A Suffolk hospital has become the first in the country to set up a “one stop pre-op shop.”Officials at the West Suffolk Hospital at Bury St Edmunds say that rather than patients being sent from pillar to post for a range of tests before surgery, waiting times will be cut and patient care improved following the formation of a pre-assessment clinic and waiting list office in one place.

A Suffolk hospital has become the first in the country to set up a “one stop pre-op shop.”

Officials at the West Suffolk Hospital at Bury St Edmunds say that rather than patients being sent from pillar to post for a range of tests before surgery, waiting times will be cut and patient care improved following the formation of a pre-assessment clinic and waiting list office in one place.

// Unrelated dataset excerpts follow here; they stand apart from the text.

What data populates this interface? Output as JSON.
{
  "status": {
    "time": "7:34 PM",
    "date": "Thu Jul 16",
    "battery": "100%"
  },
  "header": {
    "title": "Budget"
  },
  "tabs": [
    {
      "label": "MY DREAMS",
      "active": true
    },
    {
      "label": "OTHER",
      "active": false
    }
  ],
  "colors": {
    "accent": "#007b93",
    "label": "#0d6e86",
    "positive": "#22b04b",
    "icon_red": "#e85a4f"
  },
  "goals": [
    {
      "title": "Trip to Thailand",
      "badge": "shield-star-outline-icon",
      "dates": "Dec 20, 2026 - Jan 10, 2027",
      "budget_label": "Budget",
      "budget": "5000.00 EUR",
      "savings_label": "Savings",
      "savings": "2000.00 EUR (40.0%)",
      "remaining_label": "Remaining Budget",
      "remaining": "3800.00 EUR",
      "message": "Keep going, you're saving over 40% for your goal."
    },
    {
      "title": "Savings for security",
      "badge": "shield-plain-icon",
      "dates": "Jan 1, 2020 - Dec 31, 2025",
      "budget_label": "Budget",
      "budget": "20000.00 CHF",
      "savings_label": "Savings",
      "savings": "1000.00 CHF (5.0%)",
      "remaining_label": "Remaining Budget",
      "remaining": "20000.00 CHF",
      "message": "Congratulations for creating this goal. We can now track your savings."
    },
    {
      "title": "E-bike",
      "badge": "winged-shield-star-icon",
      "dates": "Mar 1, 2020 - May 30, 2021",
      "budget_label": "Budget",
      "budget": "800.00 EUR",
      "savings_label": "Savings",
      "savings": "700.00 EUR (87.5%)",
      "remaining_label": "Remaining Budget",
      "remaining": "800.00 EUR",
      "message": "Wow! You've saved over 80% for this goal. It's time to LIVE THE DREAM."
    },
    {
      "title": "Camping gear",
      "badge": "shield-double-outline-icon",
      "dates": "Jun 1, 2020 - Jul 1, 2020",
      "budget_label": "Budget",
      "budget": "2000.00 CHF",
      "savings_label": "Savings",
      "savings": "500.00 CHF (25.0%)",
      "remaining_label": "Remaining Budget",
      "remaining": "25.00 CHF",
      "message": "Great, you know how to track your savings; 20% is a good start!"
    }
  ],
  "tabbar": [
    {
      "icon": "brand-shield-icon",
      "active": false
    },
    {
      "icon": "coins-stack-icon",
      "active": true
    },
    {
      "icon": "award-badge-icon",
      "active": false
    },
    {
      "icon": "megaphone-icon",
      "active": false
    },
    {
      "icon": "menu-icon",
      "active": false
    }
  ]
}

The pioneering idea was the brainchild of consultant anaesthetist and clinical director Dr Pam Chrispin and aims to provide pre-operation patients with blood, heart beat and a range of other tests at the same place and enable them to book a date for their surgery there and then. It also aims to avoid staff asking the same questions over and over again.

Dr Chrispin said patients had previously felt they were on a “conveyor belt” and she did not know of any other hospital that had a “one-stop shop” pre-assessment clinic and waiting list office.

She said: “Before, the process was hugely inconvenient for the patient. They were walking miles around the hospital and being asked the same things over and over again. One man told me he had been asked whether he had any allergies 18 times.

“We wanted to create a one-stop shop to provide everything the patient needed, and the hospital needed, in one go. It also provides the patient with time for reflection and an extra opportunity to talk to staff who know what is going to happen during the operation.”

The pre-admission process also checks whether a patient is fit for surgery and, if appropriate, will also point them in the direction of smoking cessation services, dieticians, physiotherapists and occupational therapists, and refer them back to their GP, so that the success of the operation is not compromised by their health.